If you are the family member
- Free peer support is available: Al-Anon (alcohol focus) and Nar-Anon (all substances) — meetings in most Vermont communities, plus online.
- Understand the brain mechanism: NIDA's "Drugs, Brains, and Behavior" is the federal authority on what substance dependence is at a neurobiological level.
- Set limits, don't control outcomes: CRAFT (Community Reinforcement and Family Training) outperforms the confrontational "intervention" model in evidence-based reviews.
- Recovery is rarely linear. Most people in long-term recovery had at least one relapse. Plan for that statistical reality in advance, not retroactively.
Specialized Programs for Specific Populations in Vermont
The shift to population-specific addiction treatment in Vermont has accelerated in the post-MHPAEA period. Veterans, adolescents, women, LGBTQ+ patients, and healthcare professionals each have evidence-backed reasons to seek targeted programming.
Women's programs
Trauma-informed care, pregnancy-aware medical management, parenting groups.
Men's programs
Emotion-regulation focus, anger management, fatherhood support, identity processing.
Adolescents (13–17)
School integration, family therapy required, lower-intensity longer-duration models.
Veterans
Combat-trauma-aware programming, VA Community Care eligibility, military culture competence.
LGBTQ+
Identity-affirming therapy, anti-discrimination policies, family-of-choice integration.
Dual diagnosis
Psychiatry on staff, integrated treatment of depression/anxiety/PTSD/bipolar alongside substance use.
Healthcare professionals
Nursing/physician recovery monitoring, confidential reporting, return-to-practice protocols.
Seniors (65+)
Late-onset alcohol-use disorder, polypharmacy concerns, age-appropriate group composition.

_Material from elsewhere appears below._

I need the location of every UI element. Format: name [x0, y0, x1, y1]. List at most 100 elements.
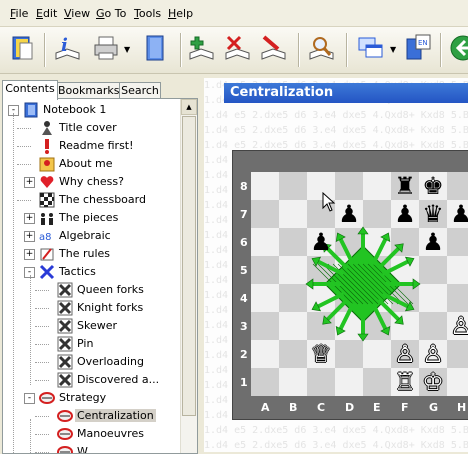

Sources & Authority References
All statistics and policy claims sourced from federal-government and peer-reviewed agencies. Last verified May 2026.
- SAMHSA Treatment Locator — federal directory of licensed substance-use-treatment facilities.
- CDC WONDER Database — state-level overdose mortality (Vermont: 32.6/100k).
- CMS — Mental Health Parity Act.
- NIDA — Principles of Drug Addiction Treatment.
- ASAM Criteria.
- Medicaid.gov — Behavioral Health Services.